December 08, 2006
REGIONAL ECONOMIC SUMMARY
The region is expected to maintain growth projections of 5.3% for the year. Regional tourism is expected to remain strong for the rest of the year as the hurricane season has thus far remained quiet. Construction is still taking place for the Cricket World Cup 2007 (CWC) for stadiums and infrastructure. Legislation for the ICC CWC Bill – also known as the Sunset Bill – has been passed by all countries that are involved. This Bill shall regulate the passage of travel for tourists that are in the Caribbean among other issues for the CWC.
The economy of Jamaica expanded by an estimated 2.7% year-on-year (y-o-y) in the third quarter, up from 2.4% y-o-y in the second quarter. Expansion was led by Agriculture with an increase of 9.6% y-o-y with significant increases in traditional export crop such as coffee, banana and cocoa production. Mining and quarrying also experienced marginal growth based on the increase in crude bauxite production despite a fall in alumina production as a result of equipment failure at two refineries. Manufacturing dropped by 2.6% as the cigarette company of Jamaica moved operations to Trinidad. Tourist arrivals are expected to remain strong in the last quarter. Jamaica remains on course for moderate economic growth of 2.7% for 2006.
The GDP of Guyana is expected to increase by 2.5% in 2006 following a recession in 2005. The nominal fiscal surplus for the first quarter in 2006 was the second largest quarterly surplus since the second quarter of 2004 that can assist in reducing the fiscal deficit. The fiscal deficit is currently forecast at 10.5% of GDP compared to 12.4% in 2005. Guyana continues to benefit from multilateral debt relief from institutions such as the IMF, as well as grants from various aid agencies such as the Inter-American Development Bank.
Grenada’s GDP growth is forecast at 4.5% for 2006. The Eastern Caribbean Central Bank (ECCB) reported overall deceleration of economic activity in the first quarter of 2006. This deceleration was due to a considerable downturn in the construction sector y-o-y despite solid growth from the manufacturing and agricultural sectors. The IMF also revised GDP growth for 2005 upwards to 5.2% on the strength of the rebuilding efforts after Hurricane Ivan in 2004. Grenada has also resumed diplomatic relations with China in January 2006 for technical assistance in agricultural production and livestock cultivation which can lead to a positive impact on economic activity.
Trinidad and Tobago remains well on course to record 12% real GDP growth for 2006 with the continued strength in the performance of the energy sector. However, inflation has increased to 9.6% in September 2006 with core inflation at 3.9% and food prices going up by 27.4%. The ‘repo’ rate was increased to 8.0% in September 2006 to attempt to reduce spending levels. Access to consumer credit facilities have continued to decrease since the start of the year, which is an indication that consumer spending is further slowing down.
The Central Bank of Trinidad and Tobago is shifting its policy to focus on more aggressive methods of liquidity absorption.

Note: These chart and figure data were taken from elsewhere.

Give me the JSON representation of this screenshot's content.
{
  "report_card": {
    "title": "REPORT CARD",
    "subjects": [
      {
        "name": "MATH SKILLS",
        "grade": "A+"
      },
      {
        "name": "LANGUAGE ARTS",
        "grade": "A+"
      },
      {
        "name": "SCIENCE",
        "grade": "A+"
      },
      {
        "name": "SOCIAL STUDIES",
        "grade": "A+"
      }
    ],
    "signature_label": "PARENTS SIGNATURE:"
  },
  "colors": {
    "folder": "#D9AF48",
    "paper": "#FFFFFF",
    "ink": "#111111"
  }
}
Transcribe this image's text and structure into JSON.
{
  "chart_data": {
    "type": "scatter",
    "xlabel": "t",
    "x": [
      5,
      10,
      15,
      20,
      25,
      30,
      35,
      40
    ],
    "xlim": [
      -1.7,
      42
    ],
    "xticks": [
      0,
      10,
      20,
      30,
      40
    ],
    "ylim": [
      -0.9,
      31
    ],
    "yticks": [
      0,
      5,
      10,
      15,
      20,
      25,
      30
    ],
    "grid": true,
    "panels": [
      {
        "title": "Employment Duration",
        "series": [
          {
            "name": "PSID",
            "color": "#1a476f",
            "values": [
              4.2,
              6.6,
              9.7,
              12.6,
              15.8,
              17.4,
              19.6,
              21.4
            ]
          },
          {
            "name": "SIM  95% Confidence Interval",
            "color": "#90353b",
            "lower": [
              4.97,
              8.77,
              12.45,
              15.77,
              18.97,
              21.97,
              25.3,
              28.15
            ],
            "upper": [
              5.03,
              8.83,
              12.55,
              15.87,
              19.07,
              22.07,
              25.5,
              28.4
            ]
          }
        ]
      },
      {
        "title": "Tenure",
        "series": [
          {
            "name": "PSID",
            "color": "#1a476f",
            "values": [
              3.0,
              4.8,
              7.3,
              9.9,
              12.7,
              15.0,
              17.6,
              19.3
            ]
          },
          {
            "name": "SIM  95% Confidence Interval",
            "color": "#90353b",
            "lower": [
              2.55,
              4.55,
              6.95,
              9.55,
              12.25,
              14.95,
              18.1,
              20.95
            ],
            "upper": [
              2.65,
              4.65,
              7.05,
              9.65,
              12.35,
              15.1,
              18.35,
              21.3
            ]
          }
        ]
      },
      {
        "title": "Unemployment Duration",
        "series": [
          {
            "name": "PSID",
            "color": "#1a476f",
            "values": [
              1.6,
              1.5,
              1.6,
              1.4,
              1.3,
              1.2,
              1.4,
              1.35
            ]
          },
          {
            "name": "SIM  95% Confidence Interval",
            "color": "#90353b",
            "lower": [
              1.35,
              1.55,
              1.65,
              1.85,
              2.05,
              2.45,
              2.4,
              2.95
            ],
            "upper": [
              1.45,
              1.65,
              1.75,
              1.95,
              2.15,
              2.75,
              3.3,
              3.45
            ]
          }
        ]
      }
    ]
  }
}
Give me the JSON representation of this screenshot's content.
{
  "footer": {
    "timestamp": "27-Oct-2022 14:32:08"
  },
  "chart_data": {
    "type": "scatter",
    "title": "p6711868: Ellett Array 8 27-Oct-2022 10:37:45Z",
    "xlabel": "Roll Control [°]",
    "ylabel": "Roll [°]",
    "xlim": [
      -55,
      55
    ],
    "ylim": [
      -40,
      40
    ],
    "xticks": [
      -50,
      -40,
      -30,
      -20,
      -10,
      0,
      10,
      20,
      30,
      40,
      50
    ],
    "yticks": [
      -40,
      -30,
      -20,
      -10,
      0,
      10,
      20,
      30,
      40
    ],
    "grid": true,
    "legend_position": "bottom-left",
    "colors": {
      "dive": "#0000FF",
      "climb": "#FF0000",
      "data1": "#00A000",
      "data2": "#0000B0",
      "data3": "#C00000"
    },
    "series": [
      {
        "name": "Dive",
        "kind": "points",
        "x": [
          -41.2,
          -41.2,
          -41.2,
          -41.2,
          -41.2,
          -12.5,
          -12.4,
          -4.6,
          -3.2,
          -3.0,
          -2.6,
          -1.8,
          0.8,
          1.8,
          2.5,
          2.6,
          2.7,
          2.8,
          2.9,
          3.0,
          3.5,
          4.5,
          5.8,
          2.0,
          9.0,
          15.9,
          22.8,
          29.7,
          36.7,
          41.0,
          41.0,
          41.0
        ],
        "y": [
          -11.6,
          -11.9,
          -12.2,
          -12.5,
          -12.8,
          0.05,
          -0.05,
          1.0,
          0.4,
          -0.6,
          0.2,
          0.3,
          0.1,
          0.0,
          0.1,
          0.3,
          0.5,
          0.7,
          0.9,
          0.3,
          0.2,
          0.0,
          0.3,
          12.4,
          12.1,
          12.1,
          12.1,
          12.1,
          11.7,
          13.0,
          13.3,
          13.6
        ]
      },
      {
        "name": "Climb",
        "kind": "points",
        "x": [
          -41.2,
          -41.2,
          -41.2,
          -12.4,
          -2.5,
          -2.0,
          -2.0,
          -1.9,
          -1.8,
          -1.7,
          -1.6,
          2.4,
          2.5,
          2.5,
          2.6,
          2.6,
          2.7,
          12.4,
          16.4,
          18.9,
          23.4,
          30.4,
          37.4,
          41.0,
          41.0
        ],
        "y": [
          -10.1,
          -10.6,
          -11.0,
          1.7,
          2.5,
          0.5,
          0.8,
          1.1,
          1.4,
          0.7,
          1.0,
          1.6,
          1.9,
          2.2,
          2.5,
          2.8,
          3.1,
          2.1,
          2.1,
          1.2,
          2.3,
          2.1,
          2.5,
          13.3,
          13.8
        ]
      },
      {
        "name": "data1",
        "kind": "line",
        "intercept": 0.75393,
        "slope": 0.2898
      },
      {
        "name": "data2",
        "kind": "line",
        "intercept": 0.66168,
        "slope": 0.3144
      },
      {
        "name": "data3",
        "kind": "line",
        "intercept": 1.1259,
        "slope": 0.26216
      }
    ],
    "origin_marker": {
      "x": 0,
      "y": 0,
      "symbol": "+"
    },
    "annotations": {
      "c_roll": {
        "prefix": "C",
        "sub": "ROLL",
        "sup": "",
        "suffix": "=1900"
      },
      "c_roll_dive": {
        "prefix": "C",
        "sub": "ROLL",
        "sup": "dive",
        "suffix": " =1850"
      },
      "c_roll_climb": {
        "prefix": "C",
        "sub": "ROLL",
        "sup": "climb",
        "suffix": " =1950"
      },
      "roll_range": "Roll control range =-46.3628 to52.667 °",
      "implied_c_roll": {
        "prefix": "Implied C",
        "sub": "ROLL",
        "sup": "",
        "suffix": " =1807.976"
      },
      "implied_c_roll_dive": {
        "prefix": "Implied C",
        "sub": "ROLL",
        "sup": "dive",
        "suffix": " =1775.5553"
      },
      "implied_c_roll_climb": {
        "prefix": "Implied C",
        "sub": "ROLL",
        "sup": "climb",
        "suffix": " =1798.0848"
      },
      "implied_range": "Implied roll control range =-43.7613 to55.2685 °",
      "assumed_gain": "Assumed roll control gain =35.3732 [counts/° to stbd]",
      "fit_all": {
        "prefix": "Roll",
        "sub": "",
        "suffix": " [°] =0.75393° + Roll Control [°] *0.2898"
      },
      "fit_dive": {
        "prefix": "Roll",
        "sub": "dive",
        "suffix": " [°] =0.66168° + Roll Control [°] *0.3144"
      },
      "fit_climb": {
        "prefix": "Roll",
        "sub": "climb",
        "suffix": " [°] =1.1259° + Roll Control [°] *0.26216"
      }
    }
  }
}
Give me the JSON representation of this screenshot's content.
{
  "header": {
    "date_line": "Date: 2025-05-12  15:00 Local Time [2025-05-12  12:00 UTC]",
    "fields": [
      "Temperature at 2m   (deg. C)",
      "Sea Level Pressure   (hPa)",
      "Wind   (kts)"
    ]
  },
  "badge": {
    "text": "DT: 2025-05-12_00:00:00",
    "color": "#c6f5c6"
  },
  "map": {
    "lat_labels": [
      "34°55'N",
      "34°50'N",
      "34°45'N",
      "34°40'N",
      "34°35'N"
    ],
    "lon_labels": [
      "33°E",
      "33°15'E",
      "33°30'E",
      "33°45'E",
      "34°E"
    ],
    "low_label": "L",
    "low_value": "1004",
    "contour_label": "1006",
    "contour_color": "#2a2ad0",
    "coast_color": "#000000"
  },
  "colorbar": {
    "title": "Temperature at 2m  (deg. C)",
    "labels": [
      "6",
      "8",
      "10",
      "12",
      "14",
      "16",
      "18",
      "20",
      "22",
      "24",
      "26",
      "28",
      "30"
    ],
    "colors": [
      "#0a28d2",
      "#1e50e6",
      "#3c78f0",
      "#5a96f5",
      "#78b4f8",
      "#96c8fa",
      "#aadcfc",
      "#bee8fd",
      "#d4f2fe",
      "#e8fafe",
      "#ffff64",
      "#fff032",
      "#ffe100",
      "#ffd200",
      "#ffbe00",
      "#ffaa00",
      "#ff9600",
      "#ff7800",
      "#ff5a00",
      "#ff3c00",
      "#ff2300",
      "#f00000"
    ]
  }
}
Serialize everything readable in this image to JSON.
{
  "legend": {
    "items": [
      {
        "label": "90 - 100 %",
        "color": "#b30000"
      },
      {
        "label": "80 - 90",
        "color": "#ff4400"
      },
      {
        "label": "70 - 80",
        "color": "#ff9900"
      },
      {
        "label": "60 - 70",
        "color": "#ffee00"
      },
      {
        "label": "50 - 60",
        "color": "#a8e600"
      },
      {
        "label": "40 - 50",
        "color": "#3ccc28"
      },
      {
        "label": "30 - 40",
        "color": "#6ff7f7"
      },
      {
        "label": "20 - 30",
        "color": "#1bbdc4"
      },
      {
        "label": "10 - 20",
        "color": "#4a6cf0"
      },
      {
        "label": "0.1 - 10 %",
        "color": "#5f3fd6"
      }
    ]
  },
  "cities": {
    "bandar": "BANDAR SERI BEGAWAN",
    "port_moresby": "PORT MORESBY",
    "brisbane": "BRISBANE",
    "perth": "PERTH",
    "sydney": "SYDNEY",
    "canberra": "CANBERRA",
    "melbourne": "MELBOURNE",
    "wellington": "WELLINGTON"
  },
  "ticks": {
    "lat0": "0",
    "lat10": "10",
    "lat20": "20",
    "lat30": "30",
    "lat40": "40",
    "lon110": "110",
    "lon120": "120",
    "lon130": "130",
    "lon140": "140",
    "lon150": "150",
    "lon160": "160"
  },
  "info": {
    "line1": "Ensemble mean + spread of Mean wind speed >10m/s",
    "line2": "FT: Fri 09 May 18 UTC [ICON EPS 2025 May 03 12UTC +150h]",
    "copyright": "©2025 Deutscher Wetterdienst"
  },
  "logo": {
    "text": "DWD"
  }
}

In order to improve the transmission of changes in the new bond issue as per the policy interest rate the Bank is increasing the issue of government securities to finance the non-energy deficit. It seeks to do this by expanding the list of primary dealers in order to widen participation in the open market activity and thus provide for better market determination of interest rates/
In October, Standard & Poor’s (S&P) confirmed Trinidad’s foreign currency rating at A- with a stable outlook. This investment-grade is based on strong current account and fiscal policy on the continued strength of the energy sector. However, the S&P cited concern that the economy is too reliant on the energy sector and would like to see further economic diversification and a reduction in the non-energy fiscal deficit.
A recent announcement was made that the national airline of 66 years, BWIA will be closed for business on December 31, 2006. It will be replaced by a new company, Caribbean Airlines. The closure was based on continued financial problems with sustained losses over the years. The government, which was a majority shareholder of the outgoing airline, often had to inject additional funds into the airline to compensate for the financial shortcomings.
The national budget for fiscal year 2006-07 was recently presented where the main allocations were going toward the energy sector and education. There are also intentions to improve the transportation issues in the nation. However, there is dissatisfaction with the lack of clarity in the measures to be implemented to reduce inflation and how to improve the crime situation.